When you boot bm for the first time it asks you to setup a phone Rom. No problem I did that, but now I'm on a different Rom not through bm, and I want to make it my new phone rom. I just can't figure out how to setup the new phone Rom, I tried uninstalling and reinstalling bm with no luck. Anyone have any ideas?

Sent from my ADR6400L using Tapatalk


----------



## elmer1500 (Oct 7, 2011)

You can't install a phone rom from a slot in Bootmanager. If you want to change your phone rom you need to flash the rom, then reinstall Bootmanager and make it your phone rom.

Sent from my ADR6400L using Tapatalk


----------



## djj624 (Aug 12, 2011)

That's what I'm trying to do. I installed liquid vigor sense through recovery not bm. I wanted to make it my new phone rom, but already figured it out. I guess when I un installed and reinstalled bm the first time it didn't work, did it again then it worked .

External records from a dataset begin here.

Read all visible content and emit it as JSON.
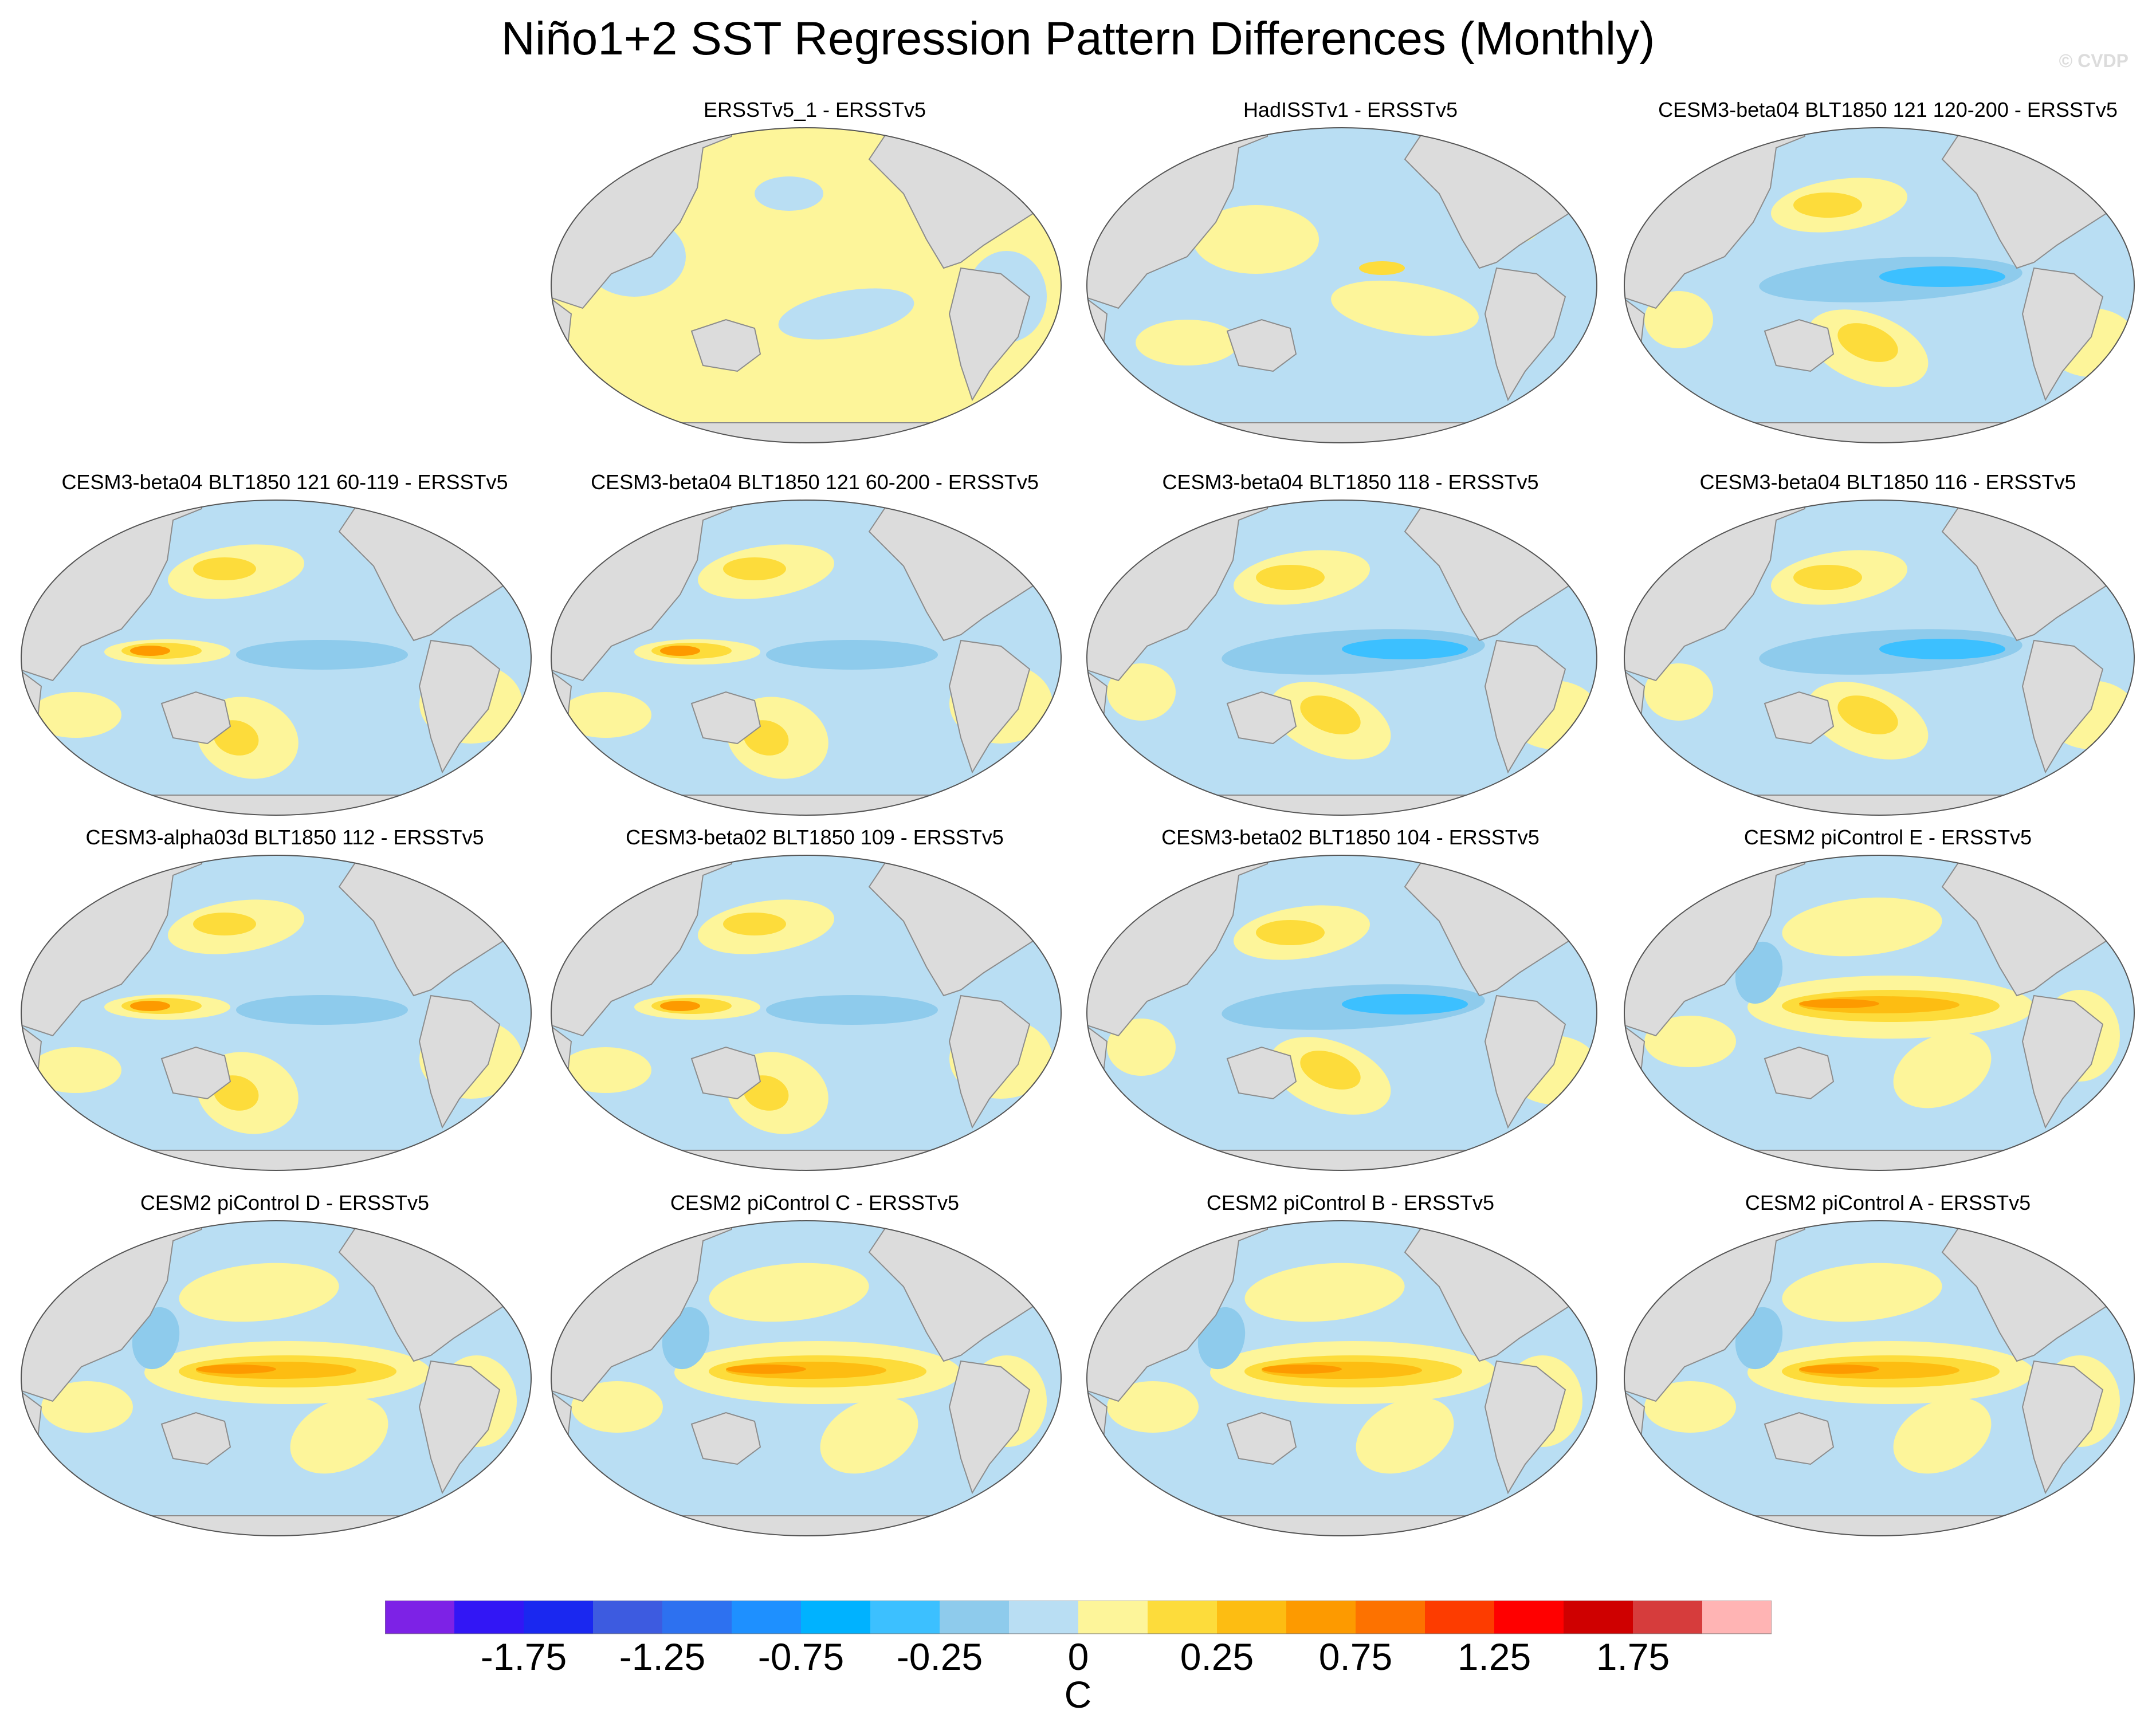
{
  "title": "Niño1+2 SST Regression Pattern Differences (Monthly)",
  "watermark": "© CVDP",
  "units": "C",
  "colors": {
    "land": "#dcdcdc",
    "coast": "#8c8c8c",
    "neg_light": "#b9def3",
    "neg_mid": "#8ecbec",
    "neg_strong": "#3cc0ff",
    "pos_light": "#fdf59a",
    "pos_mid": "#fddc3b",
    "pos_strong": "#fdbd12",
    "pos_orange": "#fd9a00"
  },
  "colorbar": {
    "colors": [
      "#7d22e6",
      "#3216f5",
      "#1a28f0",
      "#3d5be0",
      "#2d71f0",
      "#1e90ff",
      "#00b2ff",
      "#3cc0ff",
      "#8ecbec",
      "#b9def3",
      "#fdf59a",
      "#fddc3b",
      "#fdbd12",
      "#fd9a00",
      "#fd7200",
      "#fd3c00",
      "#ff0000",
      "#cf0000",
      "#d63c3c",
      "#ffb4b4"
    ],
    "labels": [
      "-1.75",
      "-1.25",
      "-0.75",
      "-0.25",
      "0",
      "0.25",
      "0.75",
      "1.25",
      "1.75"
    ]
  },
  "panels": [
    {
      "title": "ERSSTv5_1 - ERSSTv5",
      "style": "obs"
    },
    {
      "title": "HadISSTv1 - ERSSTv5",
      "style": "obs2"
    },
    {
      "title": "CESM3-beta04 BLT1850 121 120-200 - ERSSTv5",
      "style": "cold"
    },
    {
      "title": "CESM3-beta04 BLT1850 121 60-119 - ERSSTv5",
      "style": "mixed"
    },
    {
      "title": "CESM3-beta04 BLT1850 121 60-200 - ERSSTv5",
      "style": "mixed"
    },
    {
      "title": "CESM3-beta04 BLT1850 118 - ERSSTv5",
      "style": "cold"
    },
    {
      "title": "CESM3-beta04 BLT1850 116 - ERSSTv5",
      "style": "cold"
    },
    {
      "title": "CESM3-alpha03d BLT1850 112 - ERSSTv5",
      "style": "mixed"
    },
    {
      "title": "CESM3-beta02 BLT1850 109 - ERSSTv5",
      "style": "mixed"
    },
    {
      "title": "CESM3-beta02 BLT1850 104 - ERSSTv5",
      "style": "cold"
    },
    {
      "title": "CESM2 piControl E - ERSSTv5",
      "style": "warm"
    },
    {
      "title": "CESM2 piControl D - ERSSTv5",
      "style": "warm"
    },
    {
      "title": "CESM2 piControl C - ERSSTv5",
      "style": "warm"
    },
    {
      "title": "CESM2 piControl B - ERSSTv5",
      "style": "warm"
    },
    {
      "title": "CESM2 piControl A - ERSSTv5",
      "style": "warm"
    }
  ]
}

Sent from my ADR6400L using Tapatalk


----------



## rpz3.14 (Jul 22, 2011)

You can also hit the "Setup Phone" button on the Phone ROM screen. It'll ask you if you want to setup this ROM as the phone rom, and you can confirm.


----------



## djj624 (Aug 12, 2011)

Tried the setup phone button first with no luck. After using the setup phone button with the new rom (was leery when it loaded in under a second). When I loaded up a different rom from bm then tried to boot back to the phone rom it gave me a phone rom error.

Sent from my ADR6400L using Tapatalk


----------



## Patrick A. (Oct 6, 2011)

It might have been the licence check that caused the error.

Sent from my Rooted Thunderbolt using RootzWiki!


----------



## djj624 (Aug 12, 2011)

Either way I got it all figured out by un and reinstalling a second time. Working great now. Thanks for the fast replys. Much appreciated

Sent from my ADR6400L using Tapatalk


----------